(127b) Accelerated Virus-Less Generation of Stable Insect Sf9 Cell Lines for High-Yield Production of Influenza Vaccines

Current manufacturing of vaccines in insect Sf9 cell line relies on the Baculovirus Expression Vector System, which is limited by virus-induced cell lysis. Thus, there is an interest in the field towards virus-less gene expression to simplify the costly product purification process. Current virus-less methods are based on random integration of the gene of interest into the genome, which generates a heterogeneous cell population with a wide distribution in both protein expression and growth rate. This population is unstable over time hampering the reproducibility of vaccines production. Therefore, a high-yield stable cell line is typically isolated by limiting dilution, a low-throughput process that can take up to 8 weeks. To accelerate the generation of stable cell lines, a potential solution is to use site-specific genome editing tools such as CRISPR to rapidly create more homogenous, high-yield populations. However, the lack of genomic information of the Sf9 cell line has hindered the design of key CRISPR components and limited its utilization.
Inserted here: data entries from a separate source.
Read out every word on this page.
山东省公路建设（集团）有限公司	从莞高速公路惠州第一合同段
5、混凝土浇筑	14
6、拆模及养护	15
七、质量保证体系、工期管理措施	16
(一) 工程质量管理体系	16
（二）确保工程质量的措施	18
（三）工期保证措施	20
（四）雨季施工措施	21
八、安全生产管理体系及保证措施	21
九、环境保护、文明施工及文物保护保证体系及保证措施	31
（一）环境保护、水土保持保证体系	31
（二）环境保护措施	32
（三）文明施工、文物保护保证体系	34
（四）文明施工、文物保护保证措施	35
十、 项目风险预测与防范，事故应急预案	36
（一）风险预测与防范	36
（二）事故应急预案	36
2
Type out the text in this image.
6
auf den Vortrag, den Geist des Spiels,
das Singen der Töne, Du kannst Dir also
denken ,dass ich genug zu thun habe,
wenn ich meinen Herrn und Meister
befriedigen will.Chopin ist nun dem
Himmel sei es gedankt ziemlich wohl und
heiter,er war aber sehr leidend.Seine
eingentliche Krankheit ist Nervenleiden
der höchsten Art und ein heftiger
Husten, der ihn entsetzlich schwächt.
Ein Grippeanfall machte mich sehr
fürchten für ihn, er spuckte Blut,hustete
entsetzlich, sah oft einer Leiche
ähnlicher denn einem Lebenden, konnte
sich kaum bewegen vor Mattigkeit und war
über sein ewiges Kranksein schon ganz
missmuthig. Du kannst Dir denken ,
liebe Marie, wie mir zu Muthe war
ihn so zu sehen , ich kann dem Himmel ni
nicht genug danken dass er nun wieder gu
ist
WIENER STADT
Taking advantage of the recently published Sf9 genome, we successfully employed bioinformatics tools and identified hypothetical genes responsible for nonhomologous end joining (NHEJ). More importantly, we confirmed their biological function, as their knockout via CRISPR resulted in stable Sf9 cell lines with improved efficiency in site-specific gene integration through homologous directed repair (HDR). These engineered Sf9 cell lines have enabled rapid generation of high-yield stable cell lines without the need for limiting dilution. Specifically, two Sf9 stable cells lines each producing high-yield influenza hemagglutinin subtype 1 (H1) and subtype 3 (H3) were generated within just one week. In addition to improving the efficiency of HDR for gene knockin, NHEJ-gene KO also improved the efficiency of using CRISPR to knockout other genes that are important for expressing human-like glycosylated H1/H3 proteins for vaccination. This system enables high-throughput production of recombinant HA to develop improved vaccines for each year’s influenza season. Future work will focus on the production of more complex protein therapeutics such as multivalent subunit vaccines or complex virus-like particles. The accelerated generation of insect cell lines offers an attractive platform to advance the development and manufacture of any protein therapeutic.